ZWIJNDRECHT, the Netherlands – Heerema Fabrication Group (HFG) has announced that it will lay-off the majority of its staff, and that it needs to adapt to its “strongly decreasing volume of work.”
Several factors were given as reasons behind the decision, with the company citing poor market conditions; increasing competition; the combination of price pressure and unfavorable contractual conditions in the wind energy market, and the “somber prospects for the near future.”

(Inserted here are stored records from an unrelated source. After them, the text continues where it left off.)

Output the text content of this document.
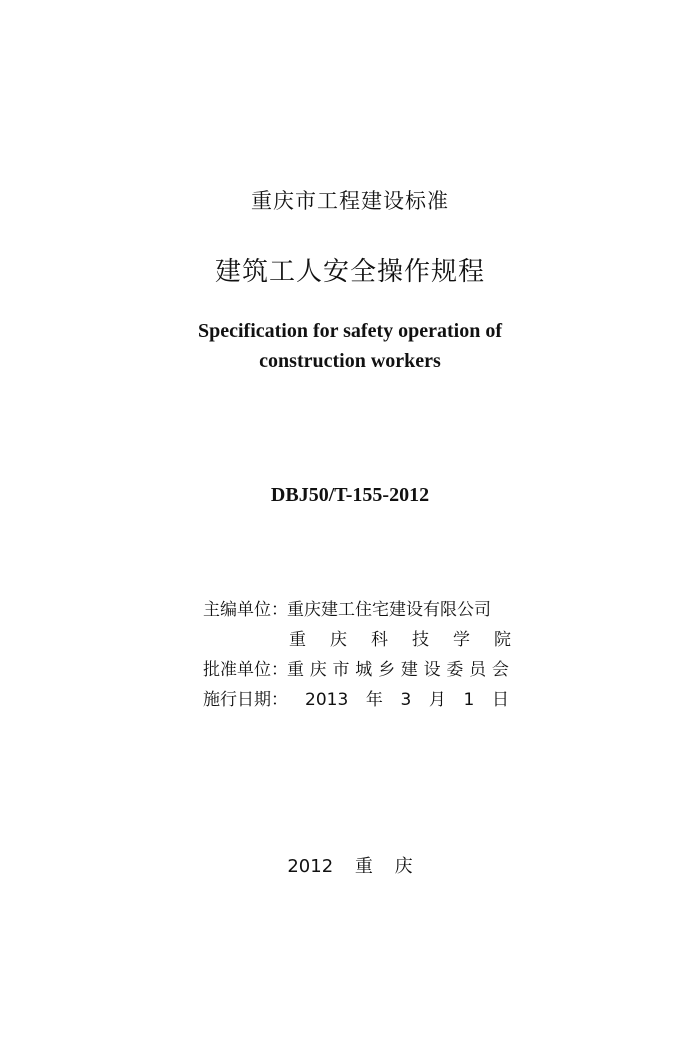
重庆市工程建设标准
建筑工人安全操作规程
Specification for safety operation of
construction workers
DBJ50/T-155-2012
主编单位： 重庆建工住宅建设有限公司
重 庆 科 技 学 院
批准单位： 重 庆 市 城 乡 建 设 委 员 会
施行日期： 2013 年 3 月 1 日
2012 重 庆
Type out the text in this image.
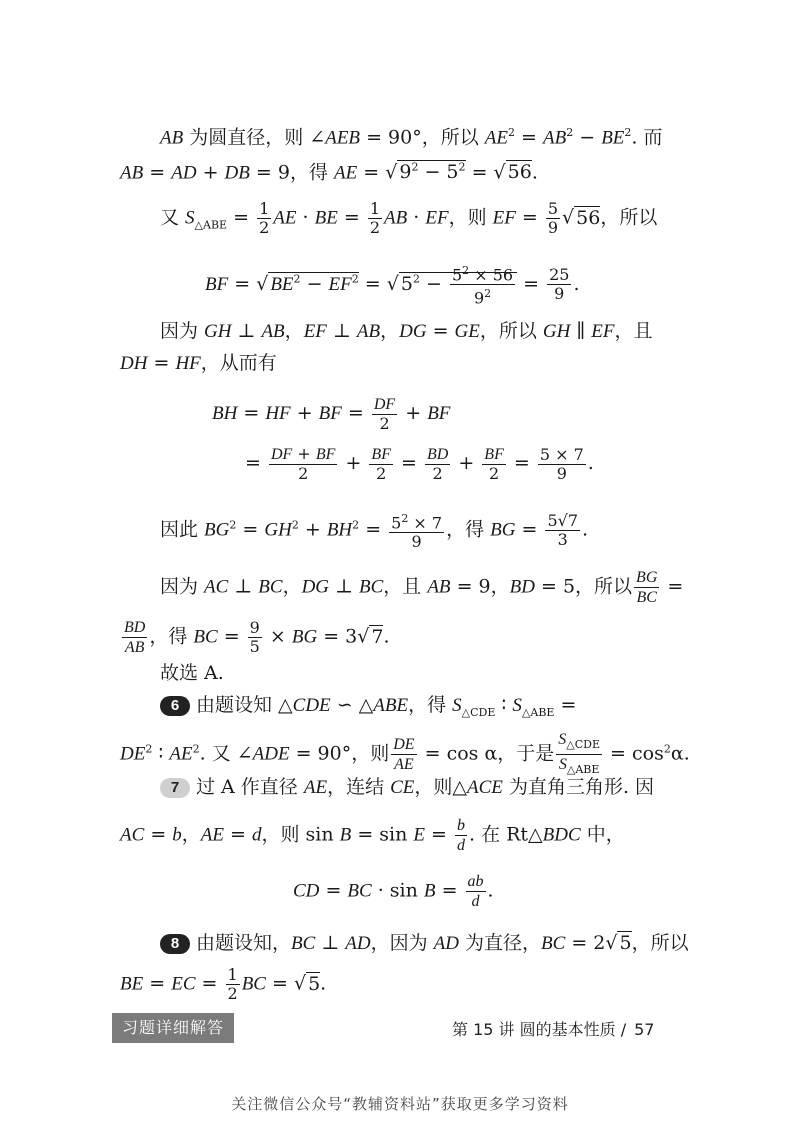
AB 为圆直径，则 ∠AEB = 90°，所以 $AE^2 = AB^2 - BE^2$. 而
AB = AD + DB = 9，得 AE = √ $9^2 - 5^2$ = √ 56.
又 $S_{\triangle ABE} = \frac{1}{2}$ AE · BE = $\frac{1}{2}$ AB · EF，则 EF = $\frac{5}{9}$ √ 56，所以
BF = √ $BE^2 - EF^2$ = √ $5^2 - \frac{5^2 \times 56}{9^2} = \frac{25}{9}$ .
因为 GH ⊥ AB，EF ⊥ AB，DG = GE，所以 GH ∥ EF，且
DH = HF，从而有
BH = HF + BF = $\frac{DF}{2}$ + BF
= $\frac{DF + BF}{2} + \frac{BF}{2} = \frac{BD}{2} + \frac{BF}{2} = \frac{5 \times 7}{9}$ .
因此 $BG^2 = GH^2 + BH^2 = \frac{5^2 \times 7}{9}$ ，得 BG = $\frac{5√7}{3}$ .
因为 AC ⊥ BC，DG ⊥ BC，且 AB = 9，BD = 5，所以 $\frac{BG}{BC}$ =
$\frac{BD}{AB}$ ，得 BC = $\frac{9}{5}$ × BG = 3√ 7.
故选 A.
6 由题设知 △CDE ∽ △ABE，得 $S_{\triangle CDE}$ ∶ $S_{\triangle ABE}$ =
$DE^2$ ∶ $AE^2$. 又 ∠ADE = 90°，则 $\frac{DE}{AE} = \cos \alpha$，于是 $\frac{S_{\triangle CDE}}{S_{\triangle ABE}} = \cos^2\alpha$.
7 过 A 作直径 AE，连结 CE，则△ACE 为直角三角形. 因
AC = b，AE = d，则 $\sin B = \sin E = \frac{b}{d}$ . 在 Rt△BDC 中，
CD = BC · $\sin B = \frac{ab}{d}$ .
8 由题设知，BC ⊥ AD，因为 AD 为直径，BC = 2√ 5，所以
BE = EC = $\frac{1}{2}$ BC = √ 5.
习题详细解答	第 15 讲 圆的基本性质 / 57
关注微信公众号“教辅资料站”获取更多学习资料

“As a result of the restructuring, an anticipated 450 of the existing 770 jobs in the company will be phased out,” HFG said in a statement. “Compulsory redundancies will unfortunately be unavoidable. The job losses will affect the head office in Zwijndrecht (Netherlands), next to the HFG yards in the Netherlands, the UK, and Poland.”
The intended reorganization will focus on rebalancing after its work orders have slowed, as well increasing its efficiency and competitiveness, with the aim of better preparing the company for the future.

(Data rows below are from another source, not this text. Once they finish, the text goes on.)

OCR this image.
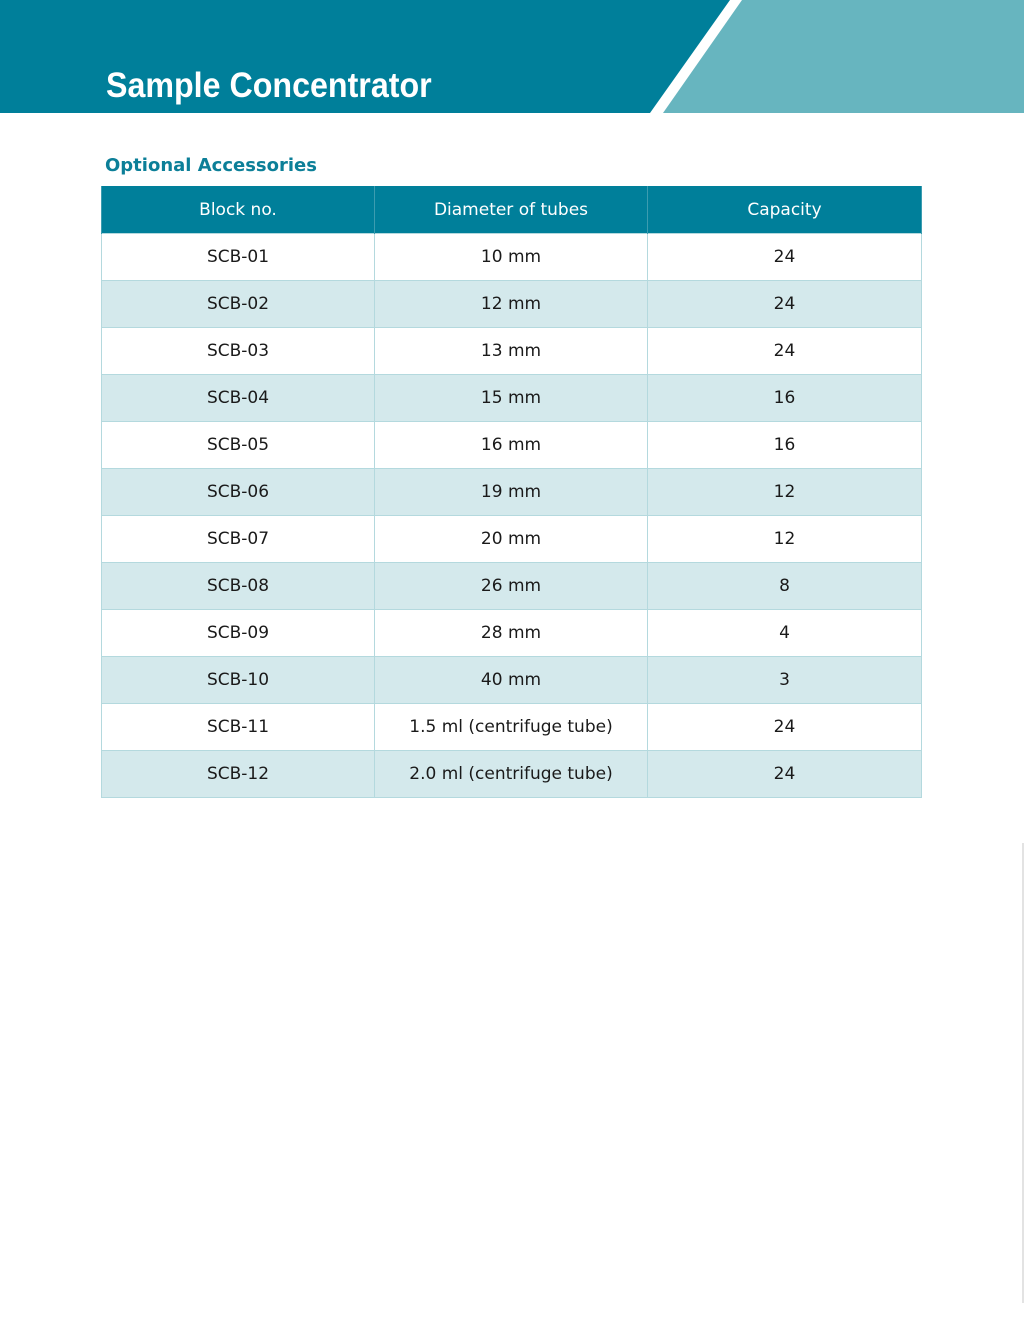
Sample Concentrator
Optional Accessories
Block no.	Diameter of tubes	Capacity
SCB-01	10 mm	24
SCB-02	12 mm	24
SCB-03	13 mm	24
SCB-04	15 mm	16
SCB-05	16 mm	16
SCB-06	19 mm	12
SCB-07	20 mm	12
SCB-08	26 mm	8
SCB-09	28 mm	4
SCB-10	40 mm	3
SCB-11	1.5 ml (centrifuge tube)	24
SCB-12	2.0 ml (centrifuge tube)	24
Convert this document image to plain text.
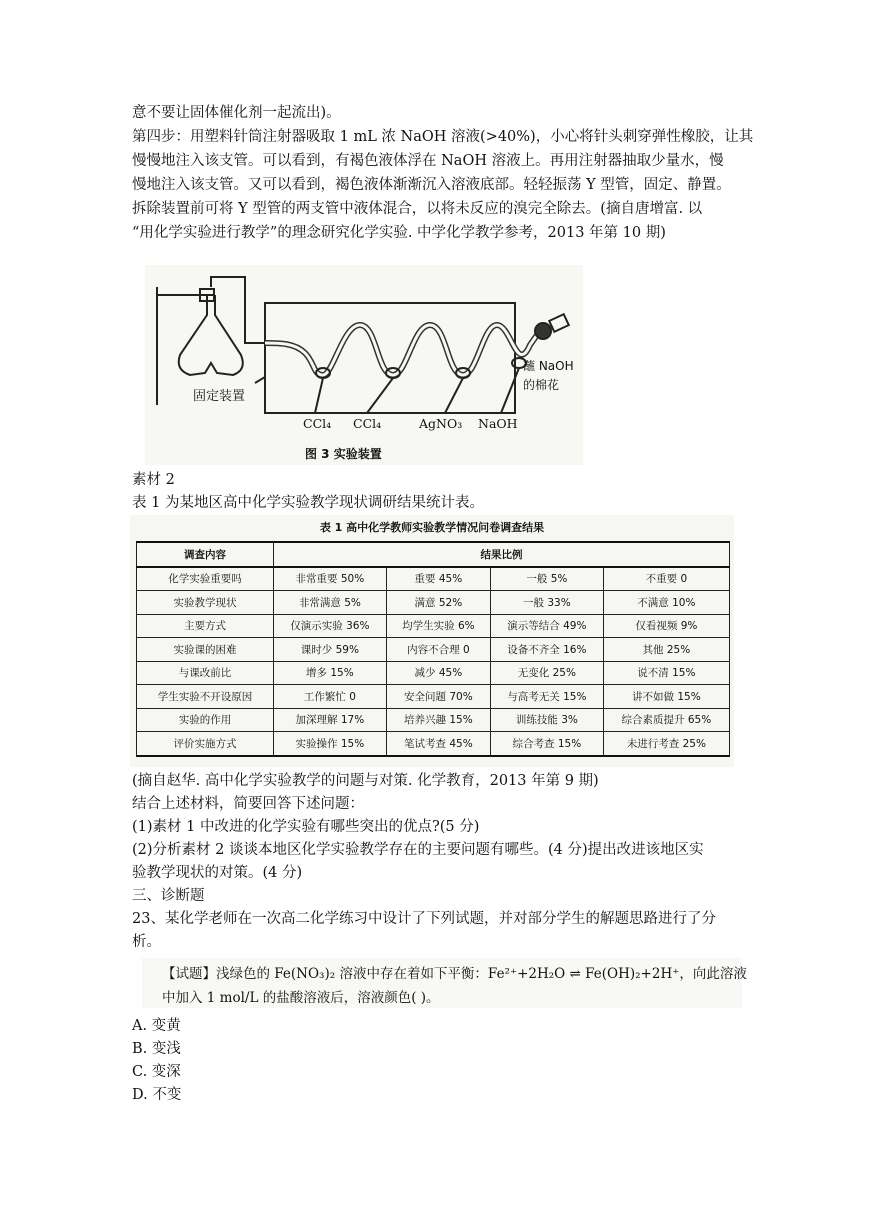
意不要让固体催化剂一起流出)。
第四步：用塑料针筒注射器吸取 1 mL 浓 NaOH 溶液(>40%)，小心将针头刺穿弹性橡胶，让其
慢慢地注入该支管。可以看到，有褐色液体浮在 NaOH 溶液上。再用注射器抽取少量水，慢
慢地注入该支管。又可以看到，褐色液体渐渐沉入溶液底部。轻轻振荡 Y 型管，固定、静置。
拆除装置前可将 Y 型管的两支管中液体混合，以将未反应的溴完全除去。(摘自唐增富. 以
“用化学实验进行教学”的理念研究化学实验. 中学化学教学参考，2013 年第 10 期)
固定装置
CCl₄ CCl₄	AgNO₃ NaOH
蘸 NaOH
的棉花
图 3 实验装置
素材 2
表 1 为某地区高中化学实验教学现状调研结果统计表。
表 1 高中化学教师实验教学情况问卷调查结果
调查内容	结果比例			
化学实验重要吗	非常重要 50%	重要 45%	一般 5%	不重要 0
实验教学现状	非常满意 5%	满意 52%	一般 33%	不满意 10%
主要方式	仅演示实验 36%	均学生实验 6%	演示等结合 49%	仅看视频 9%
实验课的困难	课时少 59%	内容不合理 0	设备不齐全 16%	其他 25%
与课改前比	增多 15%	减少 45%	无变化 25%	说不清 15%
学生实验不开设原因	工作繁忙 0	安全问题 70%	与高考无关 15%	讲不如做 15%
实验的作用	加深理解 17%	培养兴趣 15%	训练技能 3%	综合素质提升 65%
评价实施方式	实验操作 15%	笔试考查 45%	综合考查 15%	未进行考查 25%
(摘自赵华. 高中化学实验教学的问题与对策. 化学教育，2013 年第 9 期)
结合上述材料，简要回答下述问题：
(1)素材 1 中改进的化学实验有哪些突出的优点?(5 分)
(2)分析素材 2 谈谈本地区化学实验教学存在的主要问题有哪些。(4 分)提出改进该地区实
验教学现状的对策。(4 分)
三、诊断题
23、某化学老师在一次高二化学练习中设计了下列试题，并对部分学生的解题思路进行了分
析。
【试题】浅绿色的 Fe(NO₃)₂ 溶液中存在着如下平衡：Fe²⁺+2H₂O ⇌ Fe(OH)₂+2H⁺，向此溶液
中加入 1 mol/L 的盐酸溶液后，溶液颜色( )。
A. 变黄
B. 变浅
C. 变深
D. 不变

Management is said to have informed employees of the situation and has requested advice from the works council of HFG Netherlands. The company said it had also entered into discussions with the trade unions about a severance scheme.
CEO Koos-Jan van Brouwershaven said: “We fully realize just how devastating the planned reorganization will be for many of our colleagues who have made such an important contribution to our company. We will do our utmost to support them throughout this difficult period. At the same time we are convinced that these steps are absolutely essential for the stability of HFG and to guarantee its continuity.”

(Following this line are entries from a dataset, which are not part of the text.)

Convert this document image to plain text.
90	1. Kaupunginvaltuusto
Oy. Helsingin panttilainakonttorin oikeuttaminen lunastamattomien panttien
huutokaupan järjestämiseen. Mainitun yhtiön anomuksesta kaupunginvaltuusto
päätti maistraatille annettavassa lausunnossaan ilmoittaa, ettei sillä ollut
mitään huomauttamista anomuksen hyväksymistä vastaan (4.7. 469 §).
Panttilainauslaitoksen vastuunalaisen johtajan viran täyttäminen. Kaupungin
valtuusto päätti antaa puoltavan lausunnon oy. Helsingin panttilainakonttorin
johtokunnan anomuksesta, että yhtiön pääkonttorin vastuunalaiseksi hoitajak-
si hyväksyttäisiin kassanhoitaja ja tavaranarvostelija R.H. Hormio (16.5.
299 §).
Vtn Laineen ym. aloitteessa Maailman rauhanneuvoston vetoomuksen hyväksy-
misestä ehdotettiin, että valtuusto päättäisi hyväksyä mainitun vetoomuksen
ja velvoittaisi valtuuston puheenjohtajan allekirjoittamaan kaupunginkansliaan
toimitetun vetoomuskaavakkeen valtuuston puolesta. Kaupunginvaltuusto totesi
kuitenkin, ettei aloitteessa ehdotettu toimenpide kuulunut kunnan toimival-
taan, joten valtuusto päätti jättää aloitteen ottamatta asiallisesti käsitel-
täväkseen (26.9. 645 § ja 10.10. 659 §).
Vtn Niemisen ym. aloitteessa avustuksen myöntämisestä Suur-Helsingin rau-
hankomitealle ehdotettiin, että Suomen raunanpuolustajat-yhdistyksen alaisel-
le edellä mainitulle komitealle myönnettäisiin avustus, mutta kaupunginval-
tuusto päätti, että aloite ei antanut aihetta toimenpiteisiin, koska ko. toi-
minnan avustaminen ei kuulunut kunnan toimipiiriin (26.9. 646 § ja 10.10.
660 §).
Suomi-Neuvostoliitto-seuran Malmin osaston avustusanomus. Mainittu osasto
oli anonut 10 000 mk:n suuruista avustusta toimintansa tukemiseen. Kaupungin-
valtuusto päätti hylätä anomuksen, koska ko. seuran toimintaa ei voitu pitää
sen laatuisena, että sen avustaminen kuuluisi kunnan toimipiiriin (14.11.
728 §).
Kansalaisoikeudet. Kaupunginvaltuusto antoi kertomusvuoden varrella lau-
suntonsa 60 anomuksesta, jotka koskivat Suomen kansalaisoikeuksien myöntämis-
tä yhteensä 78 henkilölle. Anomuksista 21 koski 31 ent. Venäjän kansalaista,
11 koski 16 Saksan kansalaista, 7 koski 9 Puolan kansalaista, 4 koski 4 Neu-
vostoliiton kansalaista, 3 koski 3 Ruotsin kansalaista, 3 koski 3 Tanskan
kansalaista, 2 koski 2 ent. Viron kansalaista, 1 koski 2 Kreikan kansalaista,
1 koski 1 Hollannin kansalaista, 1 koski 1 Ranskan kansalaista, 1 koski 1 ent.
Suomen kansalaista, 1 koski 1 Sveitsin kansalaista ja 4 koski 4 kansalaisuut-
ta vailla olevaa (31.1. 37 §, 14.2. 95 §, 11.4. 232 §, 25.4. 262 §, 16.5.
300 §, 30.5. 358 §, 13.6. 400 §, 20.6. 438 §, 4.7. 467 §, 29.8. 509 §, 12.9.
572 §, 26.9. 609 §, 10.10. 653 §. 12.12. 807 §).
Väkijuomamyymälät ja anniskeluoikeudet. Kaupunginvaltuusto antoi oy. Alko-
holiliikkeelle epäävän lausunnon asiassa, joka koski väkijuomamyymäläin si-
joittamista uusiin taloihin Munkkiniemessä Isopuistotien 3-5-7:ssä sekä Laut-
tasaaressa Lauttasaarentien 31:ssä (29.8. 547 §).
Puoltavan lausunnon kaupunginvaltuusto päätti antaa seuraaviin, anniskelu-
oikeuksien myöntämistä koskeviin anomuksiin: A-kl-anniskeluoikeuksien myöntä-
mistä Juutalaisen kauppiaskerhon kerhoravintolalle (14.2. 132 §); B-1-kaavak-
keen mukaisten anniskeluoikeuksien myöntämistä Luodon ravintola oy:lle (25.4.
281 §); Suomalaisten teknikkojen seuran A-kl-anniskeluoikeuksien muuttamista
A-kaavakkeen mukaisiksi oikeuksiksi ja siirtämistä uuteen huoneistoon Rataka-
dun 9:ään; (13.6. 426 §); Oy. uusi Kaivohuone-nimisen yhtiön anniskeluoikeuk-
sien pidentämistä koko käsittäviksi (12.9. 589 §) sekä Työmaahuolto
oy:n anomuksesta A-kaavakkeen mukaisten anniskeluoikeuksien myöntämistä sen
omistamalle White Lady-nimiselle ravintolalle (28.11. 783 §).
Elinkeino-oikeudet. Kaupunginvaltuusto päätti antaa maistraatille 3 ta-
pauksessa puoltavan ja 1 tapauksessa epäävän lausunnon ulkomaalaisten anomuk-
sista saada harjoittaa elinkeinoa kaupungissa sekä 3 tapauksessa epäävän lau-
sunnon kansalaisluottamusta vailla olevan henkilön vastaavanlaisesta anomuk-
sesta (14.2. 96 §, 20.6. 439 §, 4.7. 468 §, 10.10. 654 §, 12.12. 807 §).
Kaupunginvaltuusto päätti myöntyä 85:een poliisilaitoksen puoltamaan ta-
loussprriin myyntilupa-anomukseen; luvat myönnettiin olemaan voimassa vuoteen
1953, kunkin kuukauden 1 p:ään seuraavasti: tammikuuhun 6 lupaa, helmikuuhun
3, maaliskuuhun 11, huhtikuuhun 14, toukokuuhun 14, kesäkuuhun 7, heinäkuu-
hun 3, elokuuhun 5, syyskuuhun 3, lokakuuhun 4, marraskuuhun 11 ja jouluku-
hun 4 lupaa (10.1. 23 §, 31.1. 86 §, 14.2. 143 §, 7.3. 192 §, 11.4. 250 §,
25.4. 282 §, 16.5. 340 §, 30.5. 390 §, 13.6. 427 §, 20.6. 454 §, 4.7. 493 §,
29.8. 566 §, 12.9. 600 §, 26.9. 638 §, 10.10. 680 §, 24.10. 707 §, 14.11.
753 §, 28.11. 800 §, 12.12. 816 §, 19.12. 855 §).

The plans will enable HFG to continue operations at all its locations in Vlissingen, Zwijndrecht, Hartlepool, UK, and Opole, Poland. The reorganization will not affect the Heerema Innovation Center.
“The expectation is that, due to growing energy requirements in the long term, the number of projects in the market will increase again in the future. Until that time we will do everything in our power to maintain as much employment as possible,” said van Brouwershaven.